In a telephone interview with NTV, Odinga revealed that he is currently suffering from a severe bout of flu, but he reassured his supporters of his unwavering commitment to their cause.

"I am nursing a terrible flu, but I am getting better," Odinga explained during the interview. "I am urging my supporters to go on with the protests because tomorrow is the grand finale."

Since the protests commenced on Wednesday, there have been reports of at least six fatalities and over 300 arrests.

Many of the arrested individuals, primarily concentrated in Nairobi, face charges related to unlawful assembly and property damage, as announced by Interior Cabinet Secretary Kithure Kindiki.

Despite government statements asserting that the protests have been successfully contained, Raila remains resolute in his call for the demonstrations to continue on Friday.

He emphasized that the protests are not centred around him or the Azimio leaders, asserting that they are a collective effort for all Kenyans.

"The protests are for all Kenyans; it is not about me or Azimio leaders, so even if we are not present, they proceed," Raila firmly stated.

Raila's absence had sparked speculation and questions regarding the fate of the demonstrations.

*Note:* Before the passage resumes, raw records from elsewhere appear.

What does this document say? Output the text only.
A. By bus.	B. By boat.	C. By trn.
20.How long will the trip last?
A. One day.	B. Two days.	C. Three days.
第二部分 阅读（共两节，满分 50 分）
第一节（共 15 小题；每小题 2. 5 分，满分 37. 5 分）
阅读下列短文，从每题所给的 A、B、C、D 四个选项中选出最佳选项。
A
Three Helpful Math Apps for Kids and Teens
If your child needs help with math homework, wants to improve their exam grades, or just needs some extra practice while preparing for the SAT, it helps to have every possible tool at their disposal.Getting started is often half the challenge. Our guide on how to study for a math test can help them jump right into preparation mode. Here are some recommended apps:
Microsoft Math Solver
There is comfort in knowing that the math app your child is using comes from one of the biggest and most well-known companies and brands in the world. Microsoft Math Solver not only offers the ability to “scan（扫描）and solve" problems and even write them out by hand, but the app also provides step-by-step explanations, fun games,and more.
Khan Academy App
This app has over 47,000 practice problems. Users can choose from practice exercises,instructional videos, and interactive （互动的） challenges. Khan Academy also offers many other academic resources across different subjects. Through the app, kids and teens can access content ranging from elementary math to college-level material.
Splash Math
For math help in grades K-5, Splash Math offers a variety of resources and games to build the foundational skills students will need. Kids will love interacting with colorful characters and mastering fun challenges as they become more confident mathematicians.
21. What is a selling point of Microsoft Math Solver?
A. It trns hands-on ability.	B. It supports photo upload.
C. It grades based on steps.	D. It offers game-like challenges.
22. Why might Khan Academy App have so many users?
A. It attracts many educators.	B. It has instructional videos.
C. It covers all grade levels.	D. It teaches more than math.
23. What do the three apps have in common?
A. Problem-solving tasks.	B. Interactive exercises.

However, his candid explanation regarding his health and unwavering support has reaffirmed his dedication to the cause.

As the protests enter their final day, Kenyans await to witness the impact of this grand finale and whether the authorities will continue to maintain their stance on the containment of demonstrations.

The clarion call to President William Ruto's administration to lower the rising cost of living remains at the forefront, as citizens exercise their right to voice their concerns and demand accountability from their government.

The situation remains tense, with a nation closely observing developments in the capital and other areas where protests have taken place. It is a critical moment for Kenya, with the hopes and aspirations of many citizens riding on the outcomes of these demonstrations.